South African elections due this year (2024)

JOHANNESBURG, (CAJ News) – MORE than ever, South Africans will be spoilt for choice in an election with a total of 560 political parties having registered to contest the forthcoming watershed polls.

This has elicited divisions whether this indicates the deepening of democracy in a country that prides itself as a leader in the aspect or it will further entrench a culture of coalitions, which are characterised by divisions among parties at the expense of development.

Millions will this year go to polls to choose leaders of the provincial legislature, the National Assembly and eventually the president.

Amukelani Shivambu, who is registered to vote, is divided over whether having so many parties is essential.

“Yes, it’s democracy at play, but is it necessary anyway?”

Bongani Majola, another registered voter, remarked, “Too many political parties on a small cake make governing virtually impossible hence these unnecessary coalitions we witness today, whose majority are not productive.”

Coalitions run most major cities and there has been chaos, including in the main metro of Johannesburg, including the capital city – Tshwane.

It is among the metros the ruling African National Congress (ANC) lost its majority in elections held in recent years.

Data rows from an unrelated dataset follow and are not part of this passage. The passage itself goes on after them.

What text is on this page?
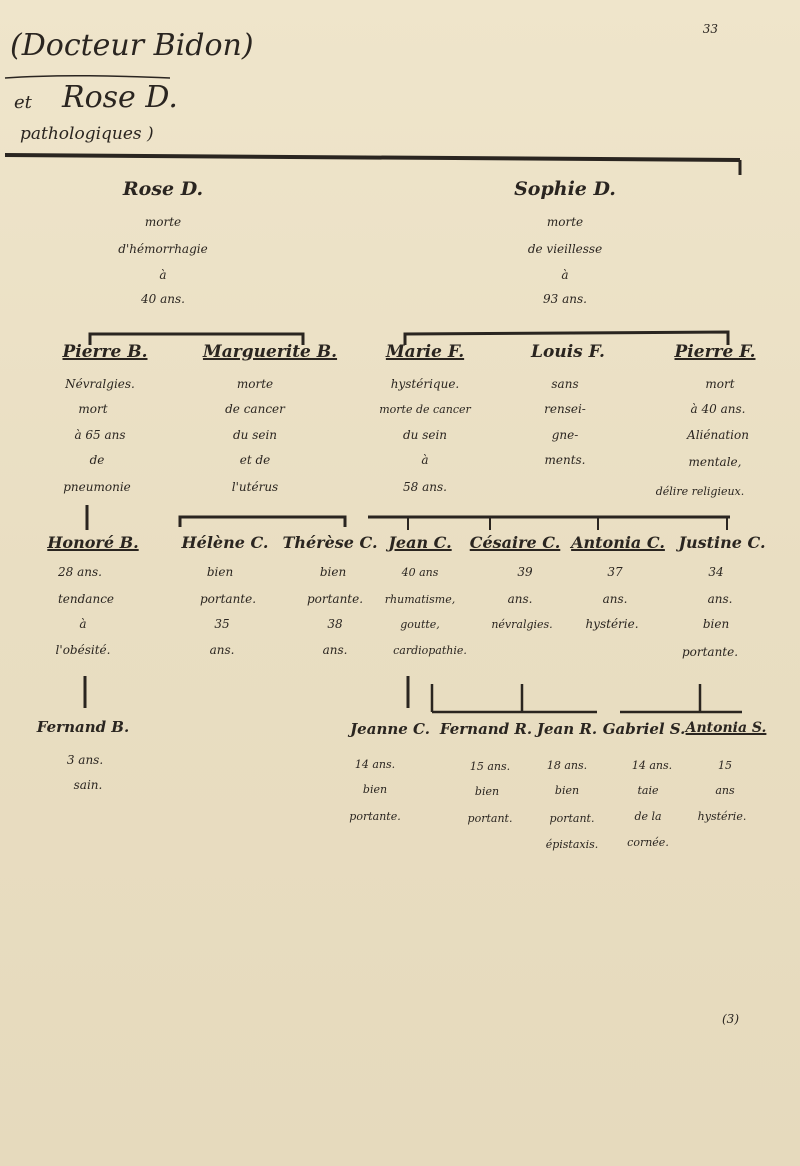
33
(Docteur Bidon)
et Rose D.
pathologiques )
Rose D.
morte
d'hémorrhagie
à
40 ans.
Sophie D.
morte
de vieillesse
à
93 ans.
Pierre B.
Névralgies.
mort
à 65 ans
de
pneumonie
Marguerite B.
morte
de cancer
du sein
et de
l'utérus
Marie F.
hystérique.
morte de cancer
du sein
à
58 ans.
Louis F.
sans
rensei-
gne-
ments.
Pierre F.
mort
à 40 ans.
Aliénation
mentale,
délire religieux.
Honoré B.
28 ans.
tendance
à
l'obésité.
Hélène C.
bien
portante.
35
ans.
Thérèse C.
bien
portante.
38
ans.
Jean C.
40 ans
rhumatisme,
goutte,
cardiopathie.
Césaire C.
39
ans.
névralgies.
Antonia C.
37
ans.
hystérie.
Justine C.
34
ans.
bien
portante.
Fernand B.
3 ans.
sain.
Jeanne C.
14 ans.
bien
portante.
Fernand R.
15 ans.
bien
portant.
Jean R.
18 ans.
bien
portant.
épistaxis.
Gabriel S.
14 ans.
taie
de la
cornée.
Antonia S.
15
ans
hystérie.
(3)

The governing party’s fortunes have waned since it came to power convincingly in 1994, after the demise of apartheid.

The 599 parties will be fancying their chances against Africa’s oldest liberation movement, which is beset by infighting and blamed for economic challenges and corruption.

Political and economic analyst, Luke Zunga, commented on the plethora of political parties.

“Mature democracies (the United States, United Kingdom etc), however, have few political parties, usually two or three main ones,” he said.

“The observation is that there are so many problems in South Africa which invoke debate and the need to be in politics to address them, leading to many political party formations.”

Zunga insisted that while debate was healthy for democracy, having many political parties might be detrimental to stable governance.

“This is because every step the government takes has to go through many opposing mindsets, who themselves have no clear modus operandi to solving the problems,” he said.

“A cursory glance at their manifestos reflects repetition of same promises couched in puerility, relying more on the emotions of suffering citizens. Some of the emerging politicians still have no manifestos. The main motive is to be in Parliament to receive salaries,” Zunga argued.

He said the emotive issues normally associated with South African election campaigns include the matter of migration.

“Indeed, South Africa is inundated by migrants, more so irregular or illegal visitors,” the expert said.

“In a country with high unemployment illegal migrants appear to be competing where they are not supposed to be. Yet politicians forget that the heart of South Africa was built by informal migrants who were largely exploited to this day, by the apartheid regime before democracy.”

He explained during apartheid, there were white migrants who were starting new businesses and black migrants who filled in where the white and most South Africans did not want to work, such as in mines, back yard operations, agriculture and construction.

“At the height of the South African economic boom, the country ran short of labour and sent for trainloads of menial labourers from Southern African regions,” Zunga said.

“Instead, Mickey Mouse politicians harp on migrants instead of the solutions,” Zunga dismissed some new political formations, whose electoral card campaign was based on xenophobic towards migrants.”

Zunga forecast, “The campaigns will be empty rhetoric, with demagogues shouting on top of their voices, blaming someone (foreign nationals), but offering no solutions. A solution is a detailed process, not wishful thinking, which we hear daily.”

ANC is projected to retain power, albeit with a reduced market share. The Democratic Alliance (DA) is the main opposition. The third-largest party, the Economic Freedom Fighters is forecast to expand its influence.

Some splinter parties from the ANC will also contest, including Umkhonto WeSizwe, which ex-ANC and former South Africa president, Jacob Zuma has endorsed.